Mr. Isaacs said there was not one of those questions which did not give rise to the very points they had been discussing.

His Lordship said if those questions were decided upon at last he should have to direct the jury, and if he were wrong the parties could go further.

Mr. Isaacs then proceeded to open the case for the Yorkshire Miners’ Association. This action, he said, was one of a class with which the courts had become familiar in very recent times. Nothing could be more important to employers and workmen than that the law should be precisely laid down with reference to the rights of officials of a trade union and the union itself.

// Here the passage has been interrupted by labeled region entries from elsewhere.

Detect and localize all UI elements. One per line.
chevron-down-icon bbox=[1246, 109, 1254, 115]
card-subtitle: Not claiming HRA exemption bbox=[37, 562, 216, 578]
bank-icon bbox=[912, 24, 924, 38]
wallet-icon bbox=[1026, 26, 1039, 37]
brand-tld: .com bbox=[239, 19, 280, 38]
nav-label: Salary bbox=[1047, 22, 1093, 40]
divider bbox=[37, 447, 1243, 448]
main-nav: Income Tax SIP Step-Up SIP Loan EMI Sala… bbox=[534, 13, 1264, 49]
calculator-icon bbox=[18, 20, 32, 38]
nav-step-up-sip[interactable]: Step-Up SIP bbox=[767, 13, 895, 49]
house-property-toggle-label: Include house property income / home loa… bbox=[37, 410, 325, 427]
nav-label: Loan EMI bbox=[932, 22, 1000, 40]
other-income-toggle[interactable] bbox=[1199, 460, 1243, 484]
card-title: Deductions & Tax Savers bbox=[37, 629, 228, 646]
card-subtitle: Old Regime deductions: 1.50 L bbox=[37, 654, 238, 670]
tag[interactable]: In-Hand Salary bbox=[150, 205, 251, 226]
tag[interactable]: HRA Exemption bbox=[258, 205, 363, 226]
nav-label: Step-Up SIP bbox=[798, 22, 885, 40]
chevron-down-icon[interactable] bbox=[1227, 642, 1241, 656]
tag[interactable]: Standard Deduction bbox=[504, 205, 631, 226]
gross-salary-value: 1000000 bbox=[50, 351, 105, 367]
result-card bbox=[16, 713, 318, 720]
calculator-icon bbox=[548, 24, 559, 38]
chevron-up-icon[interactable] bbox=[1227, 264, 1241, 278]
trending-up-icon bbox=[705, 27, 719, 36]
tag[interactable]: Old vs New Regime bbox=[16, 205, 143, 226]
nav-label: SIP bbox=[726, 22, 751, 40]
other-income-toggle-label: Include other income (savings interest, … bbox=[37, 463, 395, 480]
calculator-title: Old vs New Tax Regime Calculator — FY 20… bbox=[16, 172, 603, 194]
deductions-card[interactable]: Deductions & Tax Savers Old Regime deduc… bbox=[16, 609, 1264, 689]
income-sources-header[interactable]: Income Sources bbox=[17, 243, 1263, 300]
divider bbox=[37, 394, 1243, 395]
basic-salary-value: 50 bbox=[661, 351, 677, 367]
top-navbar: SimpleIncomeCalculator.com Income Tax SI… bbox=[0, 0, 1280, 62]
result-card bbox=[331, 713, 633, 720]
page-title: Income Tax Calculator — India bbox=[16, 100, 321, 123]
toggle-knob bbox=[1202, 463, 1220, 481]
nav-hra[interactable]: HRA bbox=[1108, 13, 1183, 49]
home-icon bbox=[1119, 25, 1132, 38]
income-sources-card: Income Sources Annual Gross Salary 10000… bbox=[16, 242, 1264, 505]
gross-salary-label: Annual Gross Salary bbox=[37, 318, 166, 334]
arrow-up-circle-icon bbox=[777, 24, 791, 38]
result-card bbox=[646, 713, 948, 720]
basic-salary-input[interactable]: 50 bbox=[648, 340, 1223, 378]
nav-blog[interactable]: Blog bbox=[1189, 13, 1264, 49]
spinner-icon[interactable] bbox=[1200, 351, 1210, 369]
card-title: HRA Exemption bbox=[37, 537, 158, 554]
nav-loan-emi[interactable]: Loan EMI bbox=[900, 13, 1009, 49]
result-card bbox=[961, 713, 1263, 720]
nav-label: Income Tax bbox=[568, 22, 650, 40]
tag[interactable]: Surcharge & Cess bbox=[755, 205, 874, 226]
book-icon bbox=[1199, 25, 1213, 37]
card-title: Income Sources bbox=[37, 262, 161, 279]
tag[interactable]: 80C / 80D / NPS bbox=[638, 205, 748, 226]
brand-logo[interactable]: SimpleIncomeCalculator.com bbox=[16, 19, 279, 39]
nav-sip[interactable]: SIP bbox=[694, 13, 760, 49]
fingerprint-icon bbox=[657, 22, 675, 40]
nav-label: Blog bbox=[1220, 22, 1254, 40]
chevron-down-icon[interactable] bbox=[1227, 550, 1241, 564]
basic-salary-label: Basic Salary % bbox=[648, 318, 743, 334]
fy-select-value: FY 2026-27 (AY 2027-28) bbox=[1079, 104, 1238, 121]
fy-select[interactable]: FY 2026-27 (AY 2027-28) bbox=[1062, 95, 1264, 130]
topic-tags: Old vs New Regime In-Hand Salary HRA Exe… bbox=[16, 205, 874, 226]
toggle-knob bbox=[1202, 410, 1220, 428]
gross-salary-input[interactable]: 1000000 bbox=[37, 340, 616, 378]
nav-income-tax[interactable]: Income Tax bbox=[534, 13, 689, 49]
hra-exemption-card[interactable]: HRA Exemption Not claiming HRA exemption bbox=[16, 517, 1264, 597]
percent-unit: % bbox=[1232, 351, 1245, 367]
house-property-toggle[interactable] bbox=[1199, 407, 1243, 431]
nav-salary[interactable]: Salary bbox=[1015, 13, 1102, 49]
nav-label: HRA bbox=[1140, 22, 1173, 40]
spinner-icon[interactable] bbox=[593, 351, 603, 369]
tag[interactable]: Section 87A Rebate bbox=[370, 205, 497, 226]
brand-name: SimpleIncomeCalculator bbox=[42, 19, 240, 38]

If one thing stood out more clearly than another in this case it was that the result of the argument of his learned friend that day, stated absolutely and in the most unmistakable language, came to this—that they might just as well, for all practical purposes, take the Trade Union Acts and tear them up. If his learned friend’s contention was right there never could be a strike or any combination among the men not to work. That meant that they never could have a strike without the trade union becoming responsible for the damage done to the employer or anyone else in consequence of the strike.

There might be people who thought that would be a very good thing, but that would not be a just thing, and it was not the law of this country. The case as presented by the plaintiffs had been encumbered with prejudice, which helped in some sort of way to inflame people’s minds against the workmen and the union.

Counsel then reviewed the history of the strike, and contended that the union, so far from continuing the strike, did all they could to put an end to it, and on the 15th of July they were sending men down to put things in order.

A little common-sense and a little give and take would have settled the question right at the beginning. Insistence, however, was placed on the signing of new contracts, and the men, or some of them, became suspicious.

With regard to the acts of violence and intimidation, he was justified in saying that there was as little violence shown in this strike as was ever shown in any other strike, and there was not here, as there often was, the restraining influence which must be put on the men to keep them from the acts of violence that were usually committed.

Counsel also contended that not a single member of the Executive Council was present at any of the meetings of the men, or on any occasion when assaults were committed.

Mr. Isaacs had not finished his speech before the court rose, which it did about one o’clock.